Louis, Harry'yi dört gündür görmüyordu. Pencerenin kenarında duran koltuğa oturmuş yağmurlu havayı izliyordu. Odasının kapısı tıklatılıp açıldığında bunun farkında bile değildi. "Louis?" irkilerek kapının yanında durup kendisine seslenen kıza döndü.

"Bir şey mi dedin?"

"Yemek hazır, gel hadi."

"Ben acıkmadım." kızın kaşları çatıldı.

"Sabah da doğru düzgün bir şey yemedin. Açlıktan ölecek misin oğlum?"

"Az önce kahve içtim, şimdi canım istemiyor." deyip elindeki kahve kupasını kaldırarak gösterdi. Harry ile birlikte sipariş ettikleri kupalardan biriydi.

"Louis, konuşalım mı biraz?" karşısına oturan ablasına ne var? dercesine başını iki yana salladı. O gün Louis'ye sürpriz yapmak isteyen kız onun kafasına bir şey takıldığını anlasa da sabırla anlatmasını beklemişti. Louis o kadar inançıydı ki sormadan anlatmayacaktı.

"Aklını meşgul eden şey ne?"

"Yok bir şey." kız ters bir bakış attı kardeşine.

"Harry neden hiç gelmiyor? Yine yurt dışında mı?"

"Bilmiyorum. Yani en son sen geldiğin gün görüşmüştük, sonradan bir yere gitti mi bilmiyorum." deyip gözlerini cama vuran yağmur damlalarına çevirdi.

"Siz bir saat konuşmadan rahat edemiyordunuz, kavga falan mı ettiniz?" Louis başını iki yana salladı. "Off Louis anlatsana ya. Bir şey olduğu belli." burun kemerini sıkarak derin bir nefes alıp verdi.

"Harry beni öptü."

"Evet dizinizi izledim." başını iki yana sallayıp parmaklarını saçlarından geçirdi.

"Birlikte diziyi izliyorduk ve o beni öptü, sonrada bana aşık olduğunu itiraf etti."

"Sonra ne oldu?"

"Ben tepki veremedim, şaşırdım çünkü. O da onu reddettiğimi düşünüp koşarak gitti. Telefonlarımı açmıyor, mesajlarıma geri dönmüyor. İyi mi, değil mi, hala Londra'da mı, bilmiyorum."

"Madem merak ediyorsun evine neden gitmedin?" Louis iç geçirip alt dudağını büzdü.

"Ya onu kötü hissettirirsem?"

"Hislerine karşılık vermeyince zaten üzülecek. Sana aşık olan biriyle hala arkadaş olarak devam edebilecek misin? O sana aşkla bakarken sen onunla kanka muhabbeti yapabilecek misin? Ya da başka bir şey sorayım, onun sana aşık olduğunu bilerek başkasıyla bir şeyler yaşayabilecek misin? Başkasını öperken aklına hiç o gelmeyecek mi?"
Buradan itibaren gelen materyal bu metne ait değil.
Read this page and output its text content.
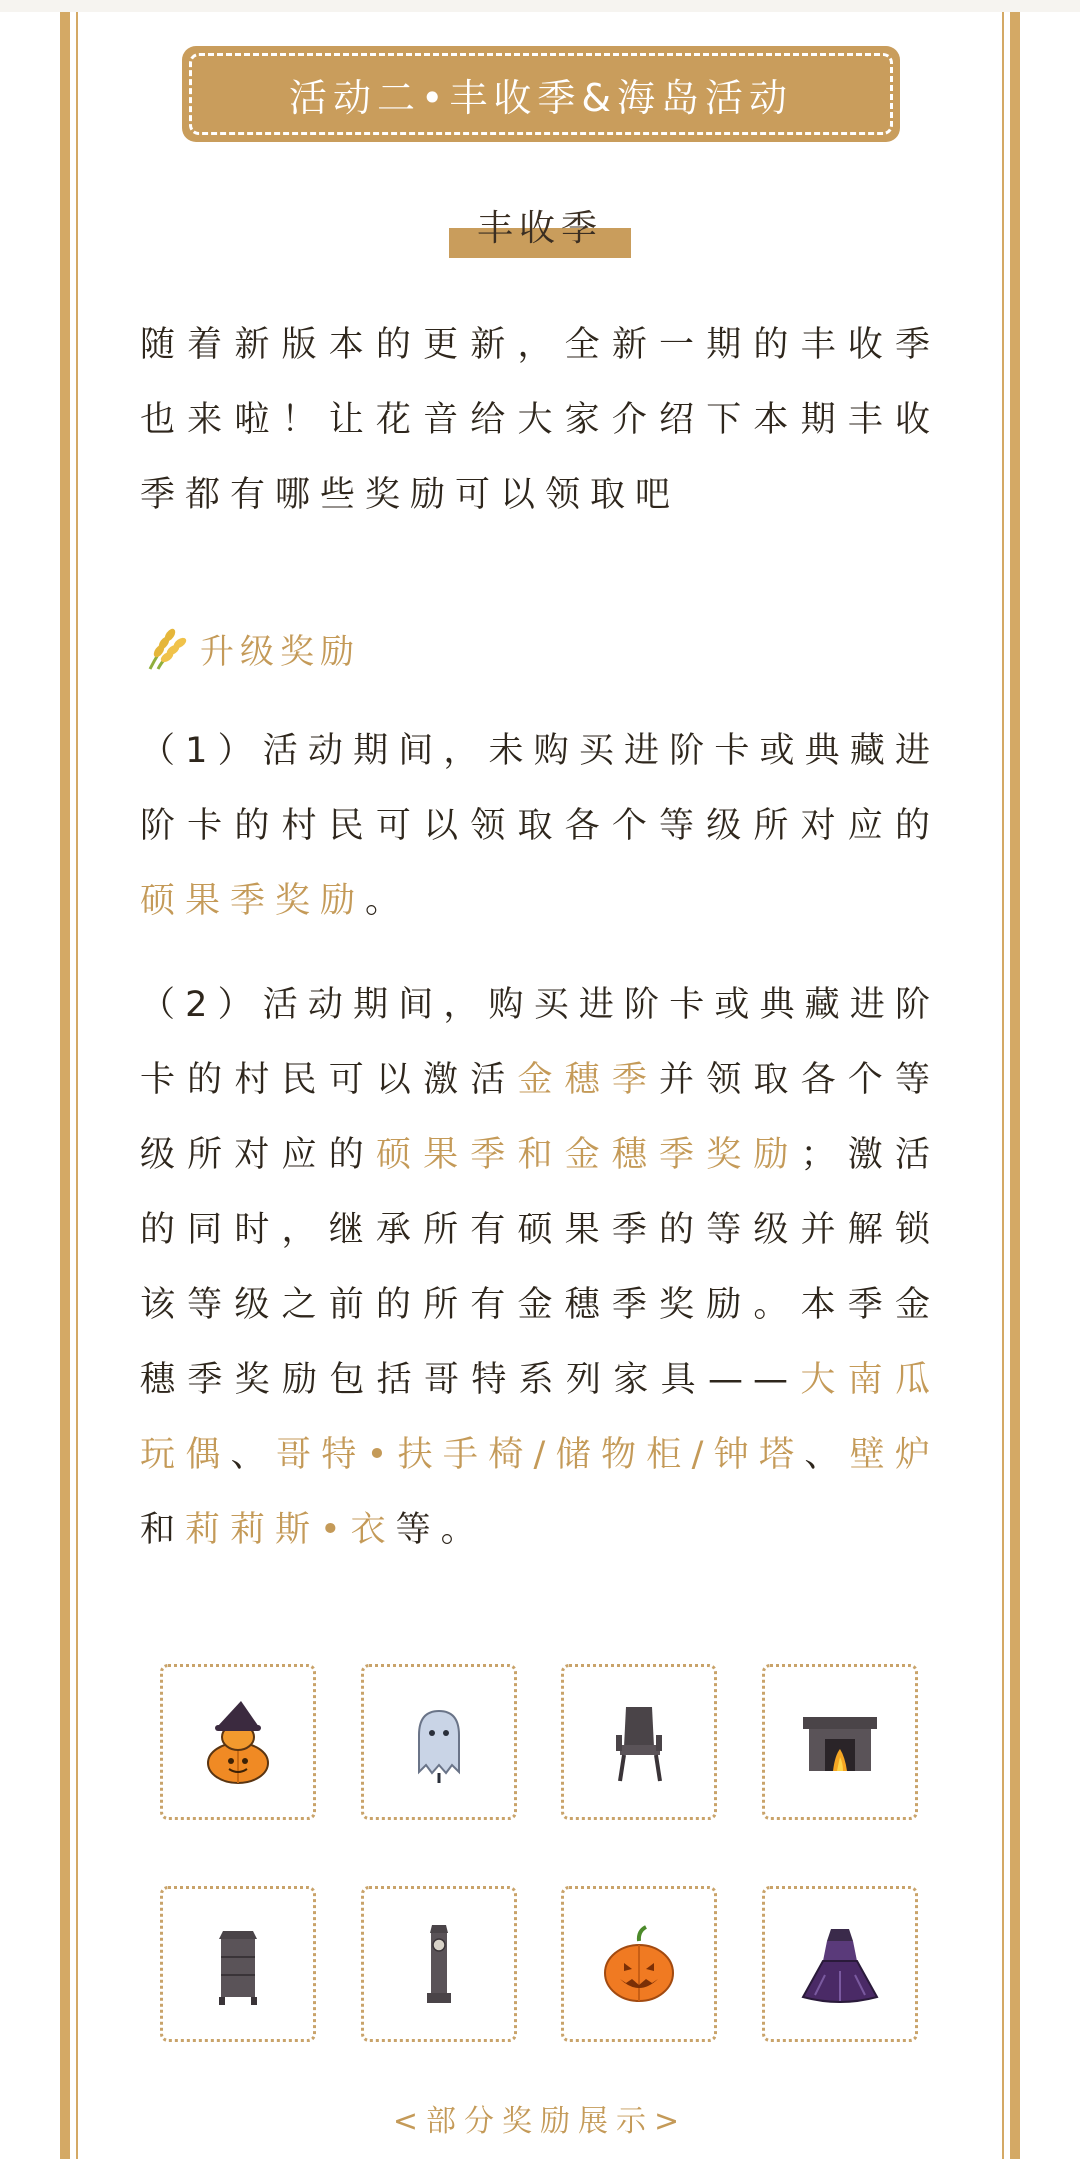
活动二•丰收季&海岛活动
丰收季

随着新版本的更新，全新一期的丰收季也来啦！让花音给大家介绍下本期丰收季都有哪些奖励可以领取吧

升级奖励

（1）活动期间，未购买进阶卡或典藏进阶卡的村民可以领取各个等级所对应的硕果季奖励。

（2）活动期间，购买进阶卡或典藏进阶卡的村民可以激活金穗季并领取各个等级所对应的硕果季和金穗季奖励；激活的同时，继承所有硕果季的等级并解锁该等级之前的所有金穗季奖励。本季金穗季奖励包括哥特系列家具——大南瓜玩偶、哥特•扶手椅/储物柜/钟塔、壁炉和莉莉斯•衣等。

<部分奖励展示>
Louis dişlerini birbirine bastırıp dolan gözlerini saklamaya çalıştı. "Yeter." dedi kısık bir sesle. Eğer bunları yaparsa Harry'nin ne kadar acı çekeceğini biliyordu. "Bunu yapamayacağımı ikimizde biliyoruz."

"Hayatına onsuz devam edemez misin?" Louis'nin sert bakan keskin gözleri ablasını buldu.

"Hayatıma onsuz devam etmek istemiyorum. O olmadan yapamam."

"Onunla konuşmadan hiçbir şeyi halledemezsin. Şimdi kalk yemeğini ye, yoksa Harry'yi arayıp Louis bir daha yüzünü görmek istemiyormuş derim." diyerek Louis'yi zorla masaya çekiştirdi.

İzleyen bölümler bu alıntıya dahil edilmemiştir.